Is the Relative Citation Ratio a Better Metric to Evaluate Scientific Papers?

Academic researchers present their discoveries to the scientific community by publishing papers in academic journals. In order to be able to do the work that contributes to these publications, scientists live in the highly competitive world of seeking funding support. A big part of how funding gets allocated depends on the quality of a researchers work. Grant review panels have to make difficult predictions about the likelihood of future scientific success. Recently, for government grants and federal grants, the review committees are increasingly turning to numerical approaches to assess scientific work. For example, a simple approach is to count the number of first or corresponding author publications. In addition, decision makers also rely on the impact factor of the journals in which the publications appear, and another approach involves computing the h-index. The impact factor of an academic journal is a measure that is determined yearly and is based on the average number of citations that journal receives. It is often associated with the relative importance of a journal within its field. The h-index is not an assessment of the journal but is a metric that assesses the author’s personal productivity and citation impact. The index is calculated based on a set of the scientist’s most cited papers and the number of citations that they have received in other publications. In general, the journals that have higher impact factors are often considered as more important than those with lower impact factors. Although all these metrics are widely adopted, many in the scientific community feel that these metrics are inadequate.

Firstly, just by counting the first or corresponding author publications, the quantity versus the quality becomes an issue. Secondly, for the impact factor assessment, even though it has a large effect on funding and hiring decisions, it masks large differences in the influence of individual papers, and since scientists in different fields have differential access to high-profile publication venues, impact factor has a narrow use for multidisciplinary analyses. Lastly, even though the h-index tries to put a value on the individual it actually puts early-career investigators at a disadvantage. Thus, there is a clear need for alternative methods that would serve to effectively normalize administrative decisions of assessing scientific work when sorting through large pools of qualified candidates.

Introduction to Relative Citation Ratio (RCR)

In the biomedical sciences alone, more than one million new reports are generated each year. This enormous volume of information and the increasing specialization of many scientists, has contributed to the need for new performance metrics in order to evaluate a researchers contribution to the field. Recently an improved method to quantify the influence of a research article was described. In the United States, a group at the National Institutes of Health (NIH) developed the Relative Citation Ratio (RCR). This new metric makes use of a co-citation network, which means that when it assesses one paper it looks at the other papers that appear alongside it in the reference list. By doing this, it field-normalizes the number of times an article is cited. Basically, when an author chooses to cite another author this gives the other author’s work relevance and that is part of the RCR that can provide valuable supplemental information for funding agencies. In a sense, the RCR is a field-normalized metric that shows the citation impact of one or more articles relative to the average NIH-funded paper.

The RCR does this assessment by dividing the actual citation count of a paper by an expected citation count, which provides an observed-over-expected ratio that is more comfortable to interpret. The RCR is presented as a decimal number. A value of “1” indicates that it’s performing as expected. When the value is greater than 1 the ratio is a better ratio, which means the article has received more citations than its peers for that year and subject area. As mentioned above, by taking into account all of the articles that are cited with the article, the RCR provides a much more focused view of the subject area of the article as the average obtained suggests a more distinct blend of the citation behavior.

How does RCR measure up?

A group in Germany called UberResearch is testing RCR with their partners, including publishers, research funders, and academic research institutions. Thus far, the general assessment is that RCR is a huge step forward in comparing a publication’s citation rates across disciplines. Based on the results from UberResearch, Digital Science is building RCR into many products. For example, RCR values now appear in the ReadCube viewer and the Dimensions database. Ultimately, having a common value to compare between publications is a great advantage to the workflow.
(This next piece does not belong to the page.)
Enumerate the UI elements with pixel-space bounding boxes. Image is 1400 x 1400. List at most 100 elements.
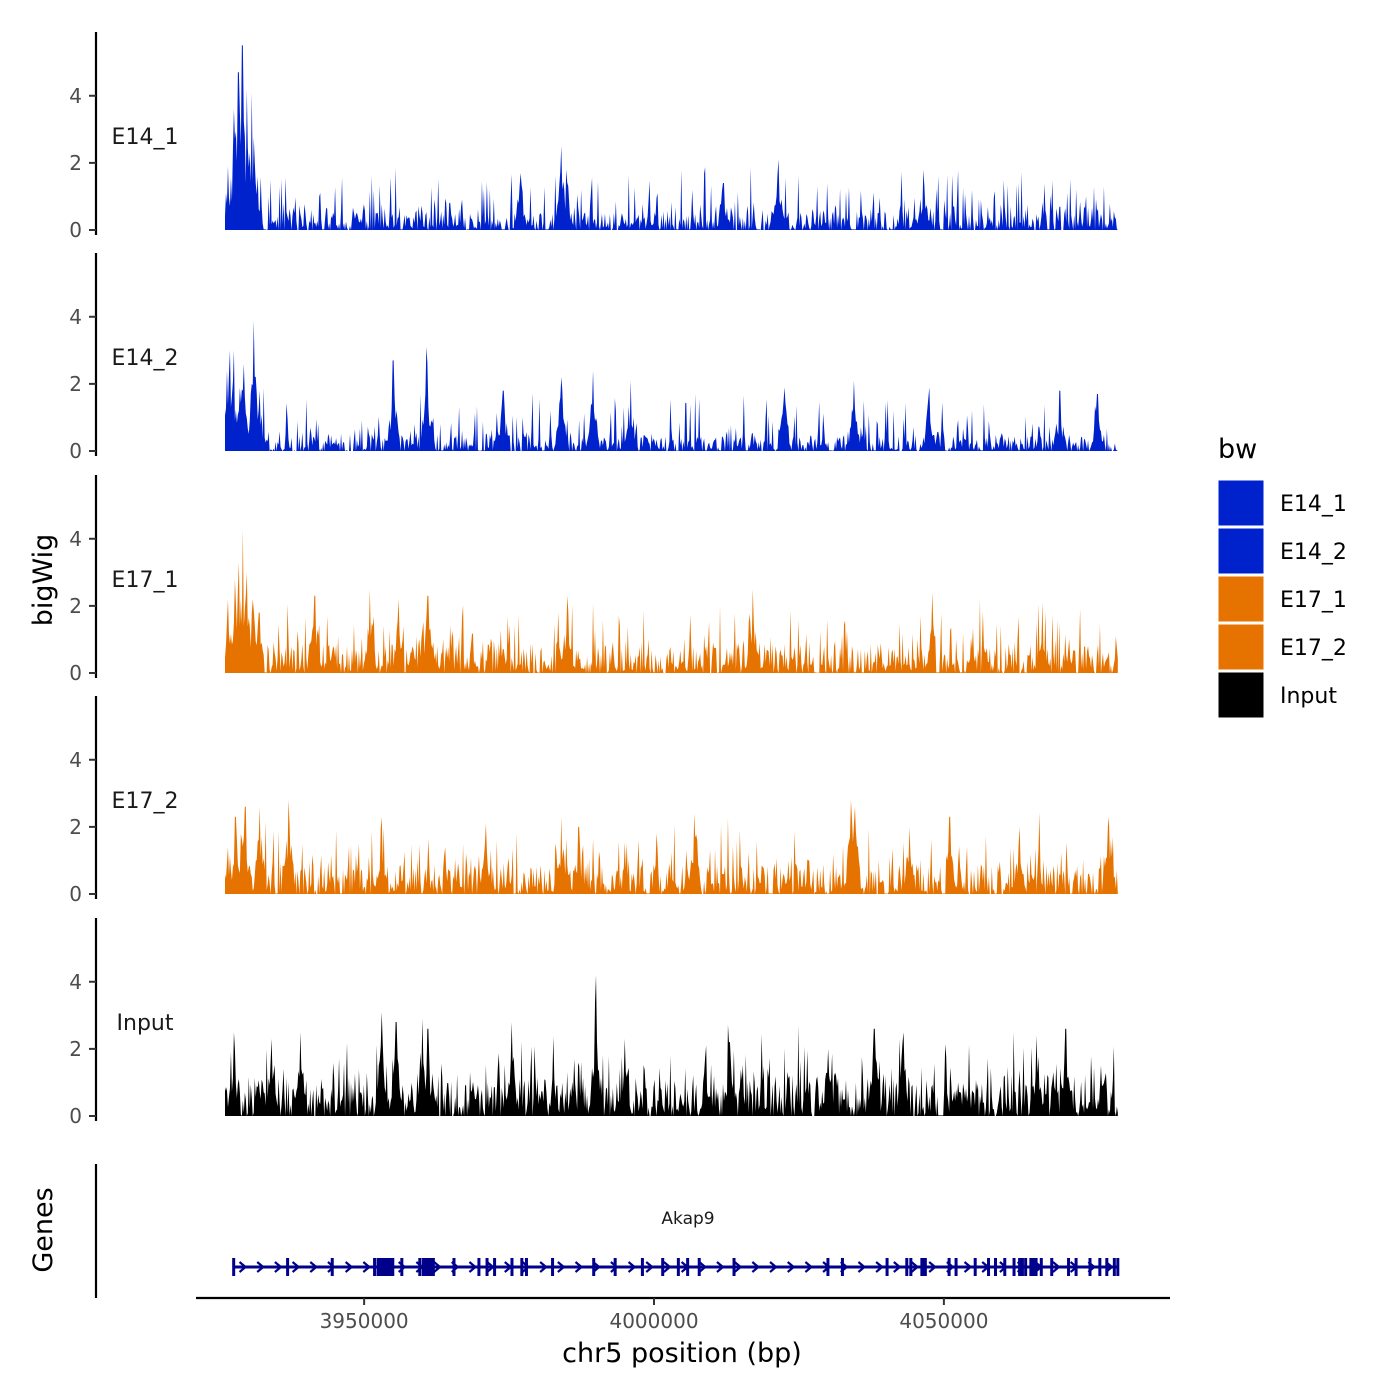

The team at the NIH working on RCR is continuing to develop and improve it. They are seeking ideas and opinions to make additional enhancements to the calculation and approach of RCR. It seems that more and more publishers, funders, and academic partners are incorporating RCR into their own evaluative processes and workflows. This will provide more information on its usefulness and how to improve it in the future.

Right now there is no perfect metric for evaluating science, but what really distinguishes RCR is the mixture of its significant improvements in its approach, cross-disciplinary application, and rapid market adoption. As RCR continues to improve it might prove to be the most useful metric yet.